Meskipun ia seorang Marxis dan anggota Komunis Internasional (Komintern), Aidit menunjukkan dukungan terhadap paham Marhaenisme Sukarno dan membiarkan partainya berkembang. Ia berhasil menjadi Sekjen PKI, lalu menjabat sebagai Ketua. Di bawah kepemimpinannya, PKI menjadi partai komunis ketiga terbesar di dunia, setelah Uni Soviet dan RRC. Ia mengembangkan sejumlah program untuk berbagai kelompok masyarakat, seperti Pemuda Rakyat, Gerwani, Barisan Tani Indonesia (BTI), Lekra, dan lain-lain.
Dalam kampanye Pemilu 1955, Aidit dan PKI berhasil memperoleh banyak pengikut dan dukungan karena program-program mereka untuk rakyat kecil di Indonesia. Dalam dasawarsa berikutnya, PKI menjadi pengimbang dari unsur-unsur konservatif di antara partai-partai politik Islam dan militer. Berakhirnya sistem parlementer pada tahun 1957 semakin meningkatkan peranan PKI, karena kekuatan ekstra-parlementer mereka. Ditambah lagi karena koneksi Aidit dan pemimpin PKI lainnya yang dekat dengan Presiden Sukarno, maka PKI menjadi organisasi massa yang sangat penting di Indonesia pada masa itu.
Pada 1965, PKI menjadi partai politik terbesar di Indonesia, dan menjadi semakin berani dalam memperlihatkan kecenderungannya terhadap kekuasaan. Pada tanggal 30 September 1965 terjadilah tragedi nasional yang dimulai di Jakarta dengan diculik dan dibunuhnya enam orang Jenderal dan seorang perwira. Peristiwa ini dikenal sebagai Peristiwa G-30-S. Setelah era reformasi, begitu banyak versi sejarah yang muncul terkait peristiwa berdarah ini. Ada yang meyakini penculikan sejumlah Jenderal adalah bentuk rekaya penguasa untuk menumbangkan PKI.
Pasca meletusnya peristiwa penculikan itu, pemerintah Orde Baru di bawah Jenderal Soeharto mengeluarkan versi resmi bahwa PKI-lah pelakunya, dan sebagai pimpinan partai, Aidit dituduh sebagai dalang peristiwa ini. Militer kemudian melakukan penangkapan terhadap anggota PKI serta para tokoh partai itu. Ada ribuan nyawa melayang selama berlangsungnya operasi militer ketika itu. Tuduhan terhadap Aidit sebagai otak penculikan sejumlah Jenderal tidak sempat terbukti, karena Aidit meninggal pada 22 November 1965 (umur 42 tahun) dalam pengejaran oleh militer ketika ia melarikan diri ke Yogyakarta dan dibunuh di sana oleh militer.

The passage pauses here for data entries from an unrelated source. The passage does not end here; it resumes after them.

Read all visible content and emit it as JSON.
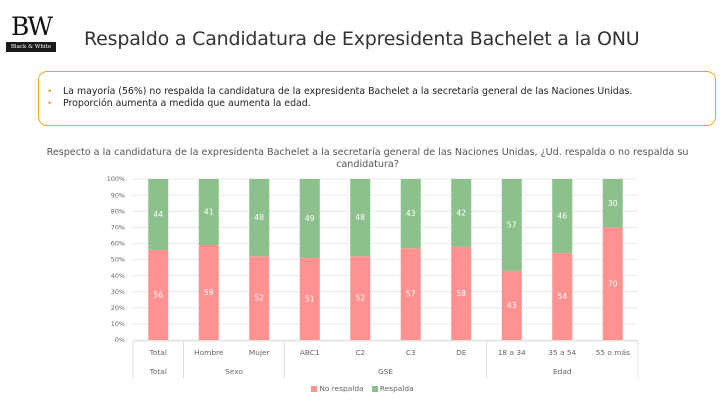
{
  "header": {
    "logo_main": "BW",
    "logo_sub": "Black & White",
    "title": "Respaldo a Candidatura de Expresidenta Bachelet a la ONU"
  },
  "callout": {
    "bullets": [
      "La mayoría (56%) no respalda la candidatura de la expresidenta Bachelet a la secretaría general de las Naciones Unidas.",
      "Proporción aumenta a medida que aumenta la edad."
    ],
    "bullet_glyph": "•",
    "border_color": "#f5a623"
  },
  "chart_data": {
    "type": "bar",
    "stacked": true,
    "percent": true,
    "title": "Respecto a la candidatura de la expresidenta Bachelet a la secretaría general de las Naciones Unidas, ¿Ud. respalda o no respalda su candidatura?",
    "xlabel": "",
    "ylabel": "",
    "ylim": [
      0,
      100
    ],
    "yticks": [
      "0%",
      "10%",
      "20%",
      "30%",
      "40%",
      "50%",
      "60%",
      "70%",
      "80%",
      "90%",
      "100%"
    ],
    "grid": true,
    "categories": [
      "Total",
      "Hombre",
      "Mujer",
      "ABC1",
      "C2",
      "C3",
      "DE",
      "18 a 34",
      "35 a 54",
      "55 o más"
    ],
    "groups": [
      {
        "label": "Total",
        "count": 1
      },
      {
        "label": "Sexo",
        "count": 2
      },
      {
        "label": "GSE",
        "count": 4
      },
      {
        "label": "Edad",
        "count": 3
      }
    ],
    "series": [
      {
        "name": "No respalda",
        "color": "#ff9191",
        "values": [
          56,
          59,
          52,
          51,
          52,
          57,
          58,
          43,
          54,
          70
        ]
      },
      {
        "name": "Respalda",
        "color": "#8cc08c",
        "values": [
          44,
          41,
          48,
          49,
          48,
          43,
          42,
          57,
          46,
          30
        ]
      }
    ],
    "legend_position": "bottom"
  }
}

Ada beberapa versi cerita tentang kematian DN Aidit. Pertama, Aidit tertangkap di Jawa Tengah, lalu dibawa oleh sebuah batalyon Kostrad ke Boyolali. Kemudian ia dibawa ke dekat sebuah sumur dan disuruh berdiri di situ. Kepadanya diberikan waktu setengah jam sebelum dieksekusi. Waktu setengah jam itu digunakan Aidit untuk membuat pidato yang berapi-api. Hal ini membangkitkan kemarahan semua tentara yang mendengarnya, sehingga mereka tidak dapat mengendalikan emosi mereka. Akibatnya, mereka kemudian menembaknya hingga mati. Versi kedua mengatakan bahwa ia diledakkan bersama-sama dengan rumah tempat ia ditahan. Hingga kini, tidak diketahui di mana jenazahnya dimakamkan.